The federal government taxes many types of income in addition to wages and salaries earned from active work, such as interest, dividends and retirement plan withdrawals. As a result, you may still have to pay income tax and file tax returns during retirement. The Internal Revenue Service doesn't offer tax deductions that only apply to retirees, but elderly taxpayers are granted a higher standard deduction than other filers. Retirees may also stand to benefit more from certain itemized deductions than other taxpayers.

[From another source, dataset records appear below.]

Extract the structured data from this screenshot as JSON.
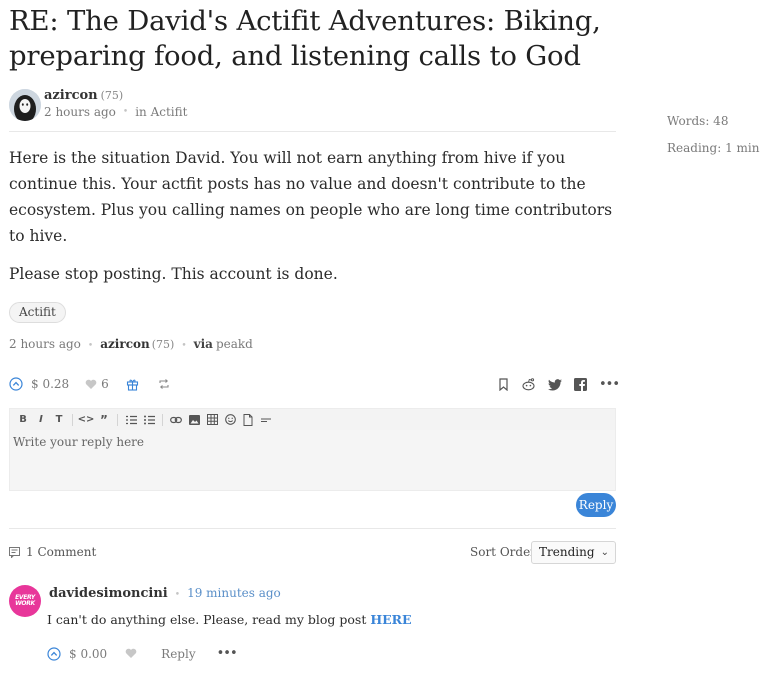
{
  "post": {
    "title": "RE: The David's Actifit Adventures: Biking, preparing food, and listening calls to God",
    "author": "azircon",
    "reputation": "(75)",
    "time": "2 hours ago",
    "dot": "•",
    "community": "in Actifit",
    "paragraphs": [
      "Here is the situation David. You will not earn anything from hive if you continue this. Your actfit posts has no value and doesn't contribute to the ecosystem. Plus you calling names on people who are long time contributors to hive.",
      "Please stop posting. This account is done."
    ],
    "tag": "Actifit",
    "footer_time": "2 hours ago",
    "footer_author": "azircon",
    "footer_rep": "(75)",
    "via_label": "via",
    "via_app": "peakd"
  },
  "stats": {
    "words": "Words: 48",
    "reading": "Reading: 1 min"
  },
  "actions": {
    "payout": "$ 0.28",
    "votes": "6"
  },
  "editor": {
    "placeholder": "Write your reply here",
    "reply_label": "Reply"
  },
  "comments": {
    "count_label": "1 Comment",
    "sort_label": "Sort Order",
    "sort_value": "Trending",
    "items": [
      {
        "author": "davidesimoncini",
        "time": "19 minutes ago",
        "text": "I can't do anything else. Please, read my blog post ",
        "link_text": "HERE",
        "payout": "$ 0.00",
        "reply_label": "Reply",
        "avatar_text": "EVERY WORK"
      }
    ]
  },
  "colors": {
    "accent": "#3a85d8",
    "muted": "#7a7a7a",
    "avatar_pink": "#e8369a"
  },
  "icons": [
    "upvote-icon",
    "heart-icon",
    "gift-icon",
    "reblog-icon",
    "bookmark-icon",
    "reddit-icon",
    "twitter-icon",
    "facebook-icon",
    "more-icon",
    "comment-icon"
  ]
}
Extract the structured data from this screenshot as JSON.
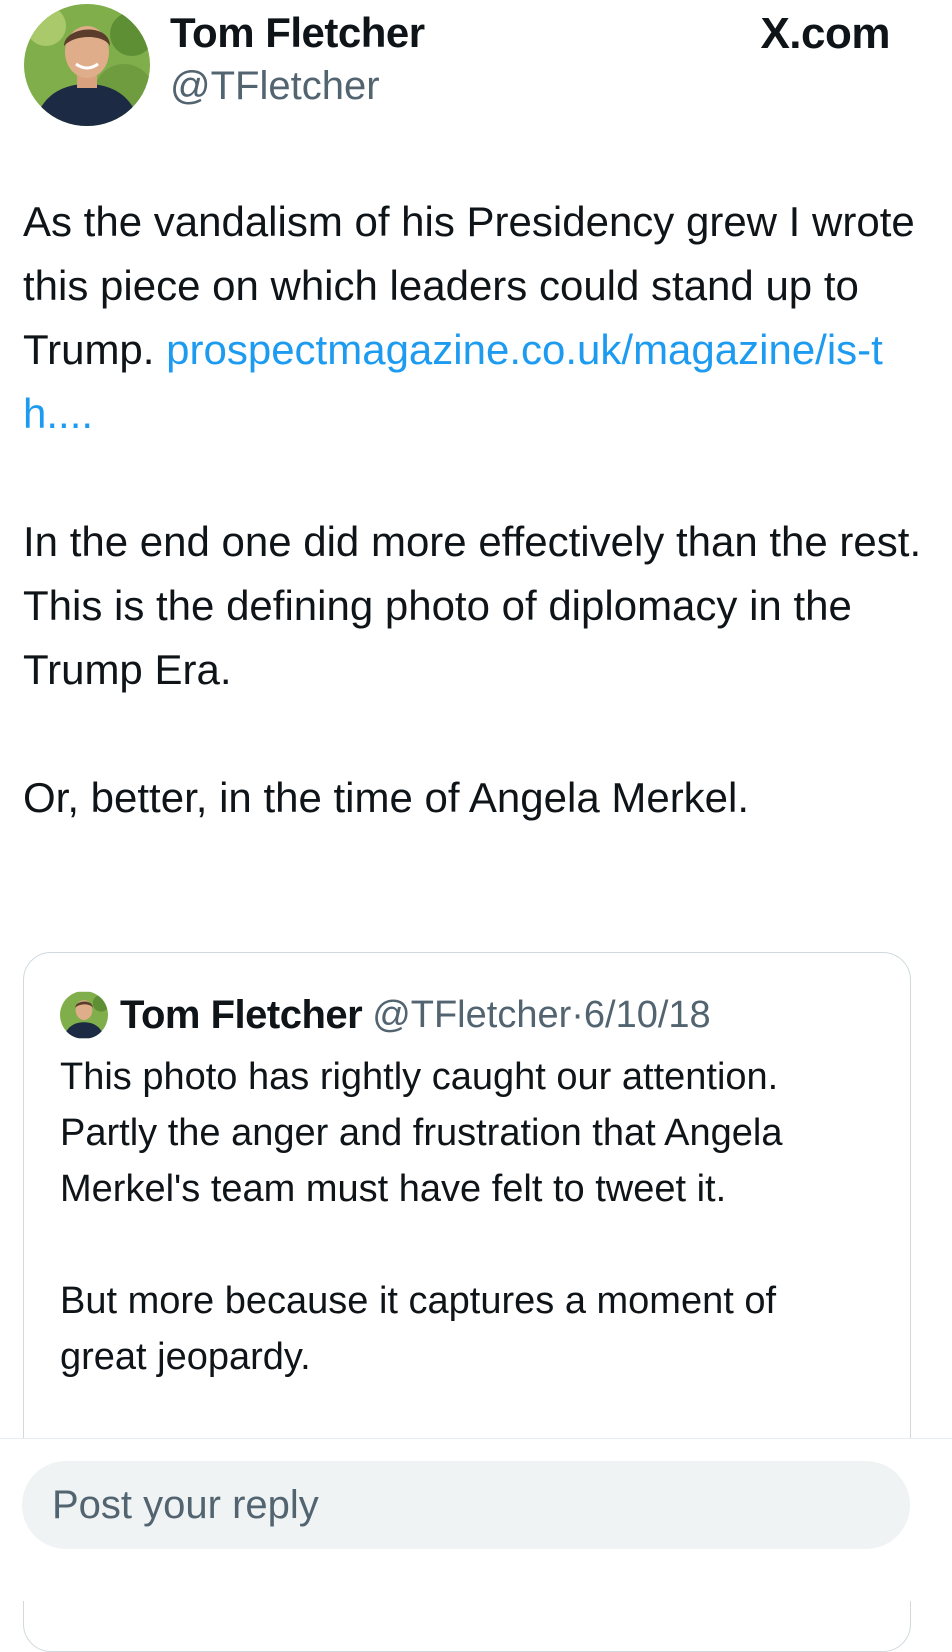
{
  "post": {
    "author_name": "Tom Fletcher",
    "author_handle": "@TFletcher",
    "brand": "X.com",
    "text_1": "As the vandalism of his Presidency grew I wrote this piece on which leaders could stand up to Trump.",
    "link": "prospectmagazine.co.uk/magazine/is-th....",
    "text_2": "In the end one did more effectively than the rest. This is the defining photo of diplomacy in the Trump Era.",
    "text_3": "Or, better, in the time of Angela Merkel."
  },
  "quoted_post": {
    "author_name": "Tom Fletcher",
    "author_handle": "@TFletcher",
    "separator": "·",
    "date": "6/10/18",
    "text_1": "This photo has rightly caught our attention. Partly the anger and frustration that Angela Merkel's team must have felt to tweet it.",
    "text_2": "But more because it captures a moment of great jeopardy."
  },
  "reply": {
    "placeholder": "Post your reply"
  },
  "colors": {
    "link": "#1d9bf0",
    "secondary_text": "#536471",
    "primary_text": "#0f1419",
    "reply_bar_bg": "#eff3f4"
  }
}
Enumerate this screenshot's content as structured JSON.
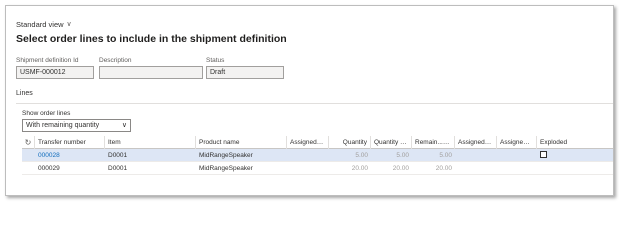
{
  "header": {
    "view_label": "Standard view",
    "title": "Select order lines to include in the shipment definition"
  },
  "fields": {
    "shipment_definition_id": {
      "label": "Shipment definition Id",
      "value": "USMF-000012"
    },
    "description": {
      "label": "Description",
      "value": ""
    },
    "status": {
      "label": "Status",
      "value": "Draft"
    }
  },
  "lines": {
    "section_title": "Lines",
    "filter_label": "Show order lines",
    "filter_value": "With remaining quantity"
  },
  "grid": {
    "columns": [
      "Transfer number",
      "Item",
      "Product name",
      "Assigned q...",
      "Quantity",
      "Quantity a...",
      "Remain...",
      "Assigned t...",
      "Assigned t...",
      "Exploded"
    ],
    "rows": [
      {
        "transfer_number": "000028",
        "item": "D0001",
        "product_name": "MidRangeSpeaker",
        "assigned_q": "",
        "quantity": "5.00",
        "quantity_a": "5.00",
        "remaining": "5.00",
        "assigned_t1": "",
        "assigned_t2": "",
        "exploded": "",
        "selected": true
      },
      {
        "transfer_number": "000029",
        "item": "D0001",
        "product_name": "MidRangeSpeaker",
        "assigned_q": "",
        "quantity": "20.00",
        "quantity_a": "20.00",
        "remaining": "20.00",
        "assigned_t1": "",
        "assigned_t2": "",
        "exploded": "",
        "selected": false
      }
    ]
  },
  "icons": {
    "view_chevron": "chevron-down-icon",
    "refresh": "refresh-icon",
    "filter": "filter-icon",
    "dropdown": "chevron-down-icon",
    "checkbox": "checkbox-icon"
  },
  "colors": {
    "link": "#0f6cbd",
    "selected_row": "#dde6f5",
    "field_bg": "#f3f2f1"
  }
}
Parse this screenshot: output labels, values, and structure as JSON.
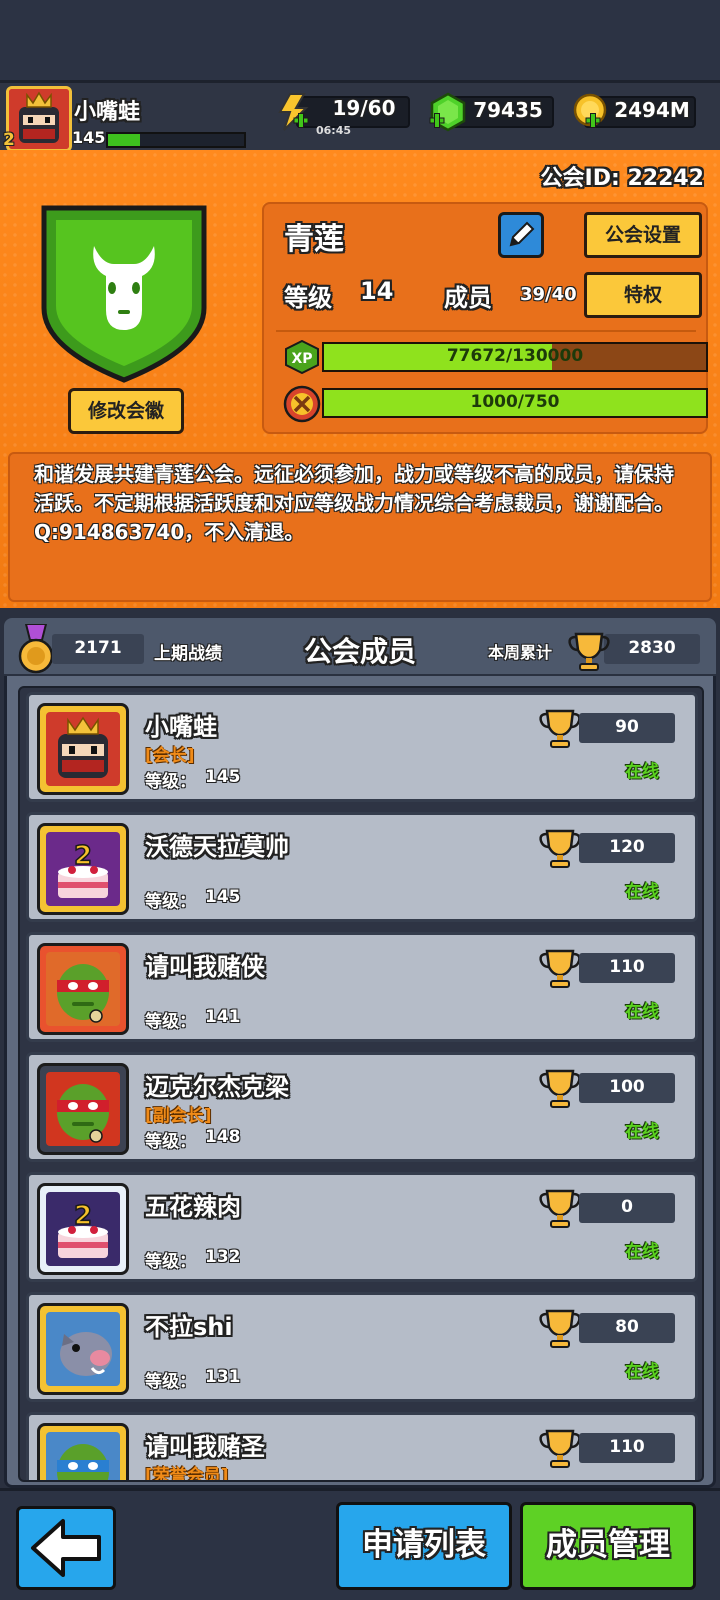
{
  "player": {
    "name": "小嘴蛙",
    "level": "145",
    "rank": "2"
  },
  "resources": {
    "energy": "19/60",
    "energy_timer": "06:45",
    "gems": "79435",
    "coins": "2494M"
  },
  "guild": {
    "id_text": "公会ID: 22242",
    "name": "青莲",
    "edit_emblem_label": "修改会徽",
    "settings_label": "公会设置",
    "level_label": "等级",
    "level_value": "14",
    "members_label": "成员",
    "members_value": "39/40",
    "privilege_label": "特权",
    "xp_icon_text": "XP",
    "xp_text": "77672/130000",
    "xp_progress": 0.597,
    "contribution_text": "1000/750",
    "contribution_progress": 1.0,
    "announcement": "和谐发展共建青莲公会。远征必须参加，战力或等级不高的成员，请保持活跃。不定期根据活跃度和对应等级战力情况综合考虑裁员，谢谢配合。Q:914863740，不入清退。"
  },
  "members_panel": {
    "title": "公会成员",
    "last_score_value": "2171",
    "last_score_label": "上期战绩",
    "week_label": "本周累计",
    "week_score_value": "2830",
    "level_prefix": "等级：",
    "members": [
      {
        "name": "小嘴蛙",
        "role": "[会长]",
        "level": "145",
        "score": "90",
        "status": "在线",
        "avatar": "ninja"
      },
      {
        "name": "沃德天拉莫帅",
        "role": "",
        "level": "145",
        "score": "120",
        "status": "在线",
        "avatar": "cake"
      },
      {
        "name": "请叫我赌侠",
        "role": "",
        "level": "141",
        "score": "110",
        "status": "在线",
        "avatar": "turtle-red"
      },
      {
        "name": "迈克尔杰克梁",
        "role": "[副会长]",
        "level": "148",
        "score": "100",
        "status": "在线",
        "avatar": "turtle-red"
      },
      {
        "name": "五花辣肉",
        "role": "",
        "level": "132",
        "score": "0",
        "status": "在线",
        "avatar": "cake"
      },
      {
        "name": "不拉shi",
        "role": "",
        "level": "131",
        "score": "80",
        "status": "在线",
        "avatar": "boar"
      },
      {
        "name": "请叫我赌圣",
        "role": "[荣誉会员]",
        "level": "",
        "score": "110",
        "status": "",
        "avatar": "turtle-blue"
      }
    ]
  },
  "bottom": {
    "apply_list_label": "申请列表",
    "member_manage_label": "成员管理"
  },
  "colors": {
    "orange_bg": "#f27a12",
    "yellow_button": "#fbc83a",
    "blue_button": "#27a6ec",
    "green_button": "#5ed125",
    "online_green": "#5ad21f",
    "bar_green": "#8fe21d"
  }
}
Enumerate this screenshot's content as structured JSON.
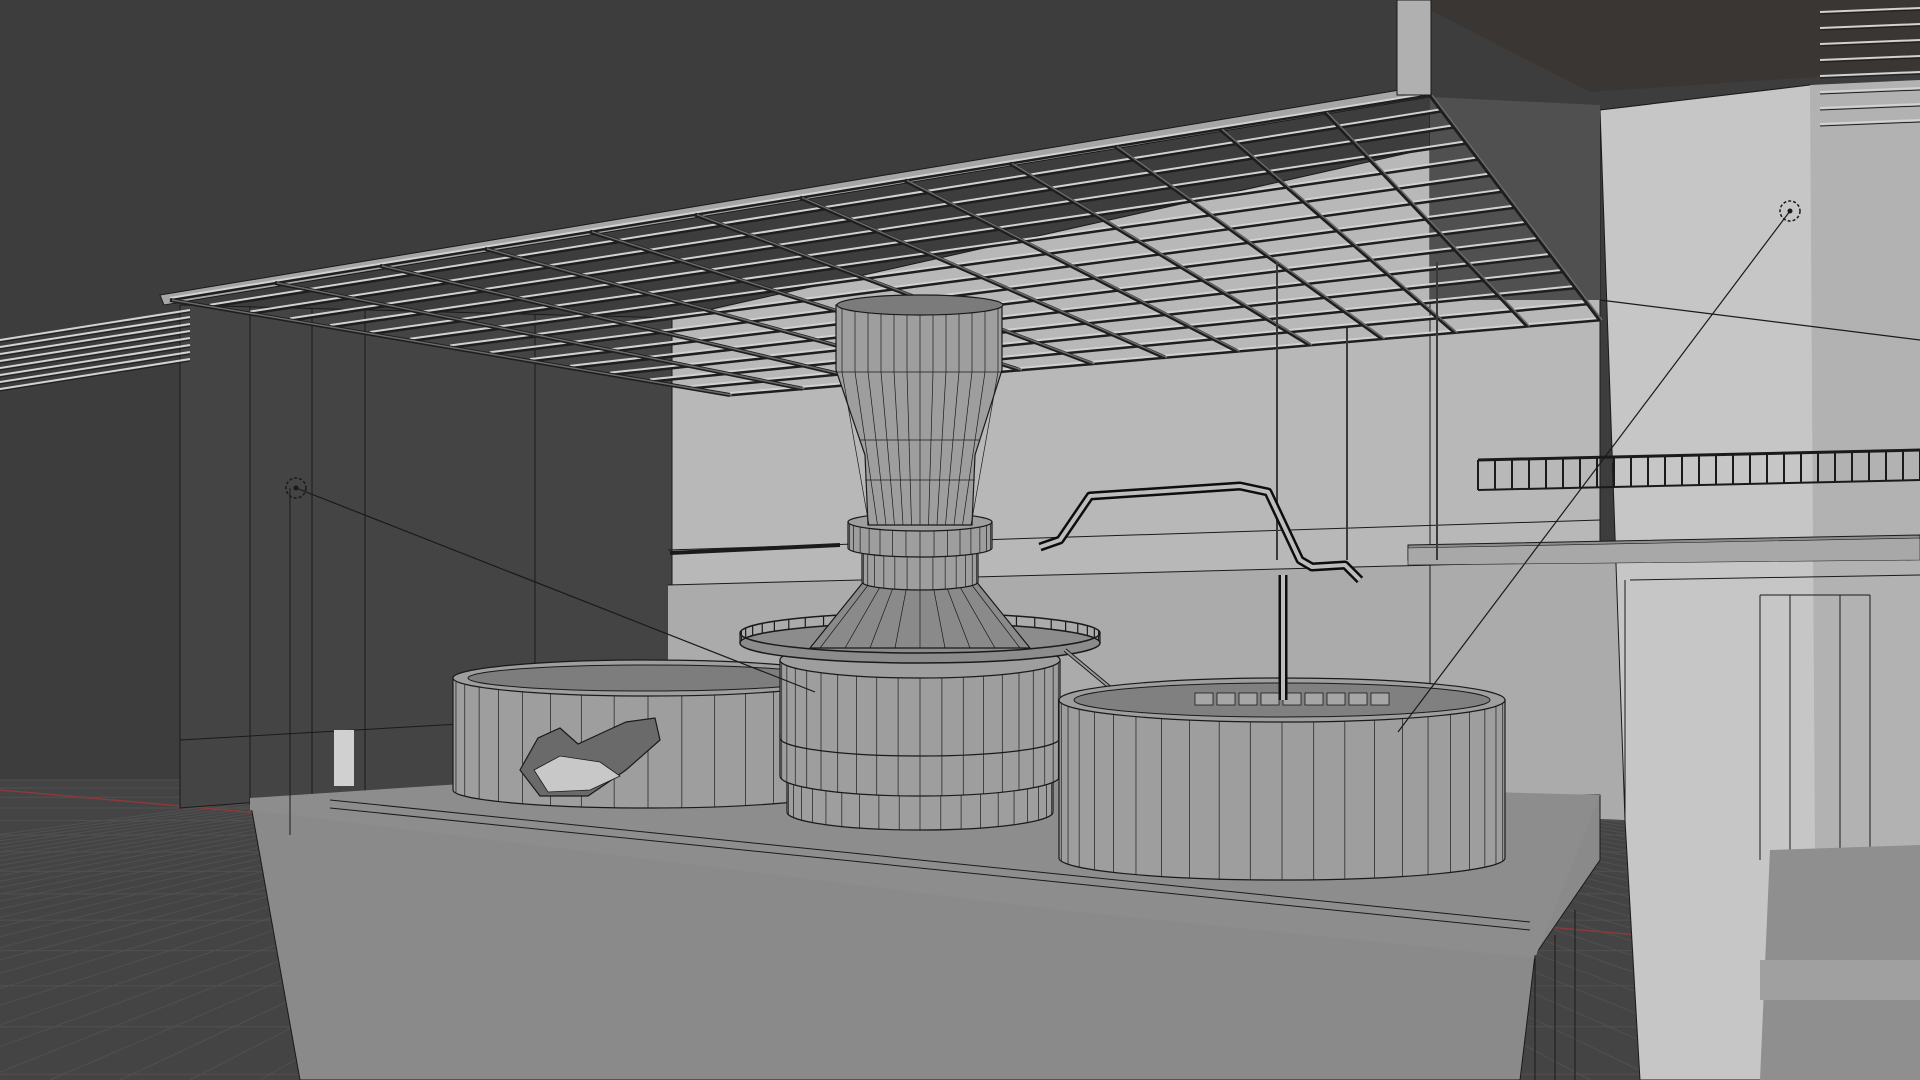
{
  "viewport": {
    "shading": "solid",
    "wireframe_overlay": true,
    "show_floor_grid": true,
    "colors": {
      "background": "#3d3d3d",
      "floor": "#444444",
      "grid_line": "#505050",
      "wall_light": "#b8b8b8",
      "wall_lighter": "#c6c6c6",
      "wall_dark": "#444444",
      "wall_mid": "#8a8a8a",
      "slab_edge": "#a6a6a6",
      "grate_bar": "#d2d2d2",
      "grate_dark": "#1e1e1e",
      "tank": "#9e9e9e",
      "tank_shadow": "#6a6a6a",
      "edge": "#1a1a1a",
      "x_axis": "#8a3a3a",
      "y_axis": "#6e8a3a",
      "origin": "#ffb000"
    }
  },
  "scene": {
    "objects": [
      {
        "name": "ceiling-grate",
        "type": "mesh"
      },
      {
        "name": "distillation-column",
        "type": "mesh"
      },
      {
        "name": "vessel-left",
        "type": "mesh"
      },
      {
        "name": "vessel-right",
        "type": "mesh"
      },
      {
        "name": "platform",
        "type": "mesh"
      },
      {
        "name": "walkway-railing",
        "type": "mesh"
      },
      {
        "name": "pipe",
        "type": "curve"
      }
    ],
    "lights": [
      {
        "name": "area-light-left",
        "type": "light"
      },
      {
        "name": "area-light-right",
        "type": "light"
      }
    ]
  }
}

The standard deduction is a fixed tax deduction that you can claim to reduce your taxable income instead of claiming your itemized deductions. Itemized deductions include home mortgage interest, property taxes, medical expenses and a variety of other common expenses. Single taxpayers aged 65 and older are granted a standard deduction of $7,400 and joint filers age 65 and older earn a standard deduction of $14,200. By contrast, single filers younger than 65 receive a standard deduction of $5,950 and joint filers see a standard deduction of $11,900.
Medical Expense Deduction
Retirees typically have higher medical expenses than younger taxpayers, which can make the deduction for medical and dental expenses especially valuable for older taxpayers. According to the Internal Revenue Services, medical and dental expenses in excess of 7.5 percent of your adjusted gross income are tax deductible as an itemized deduction for the 2012 tax year. The deduction includes insurance premiums, doctor’s fees and payments for nursing home service. The income limit is set to increase to 10 percent for the 2013 tax year.
Sales Tax Deduction
The IRS allows you to deduct state and local income taxes on your tax return, but you may face lower state and local income taxes during retirement. You can choose to take an itemized deduction for state and local sales taxes paid throughout the year instead of income taxes. You can calculate your sales tax deduction by saving your receipts throughout the year and adding up the total amount of tax paid.
Donations of cash and property to churches and charitable nonprofit organizations count as itemized deductions. Gifts of property are deductible up to their fair market value, which is the amount property would sell for on the open market. The deduction for charitable contributions is limited to 50 percent of your adjusted gross income, but gifts in excess of the limit can be carried forward and deducted on up to five future tax returns.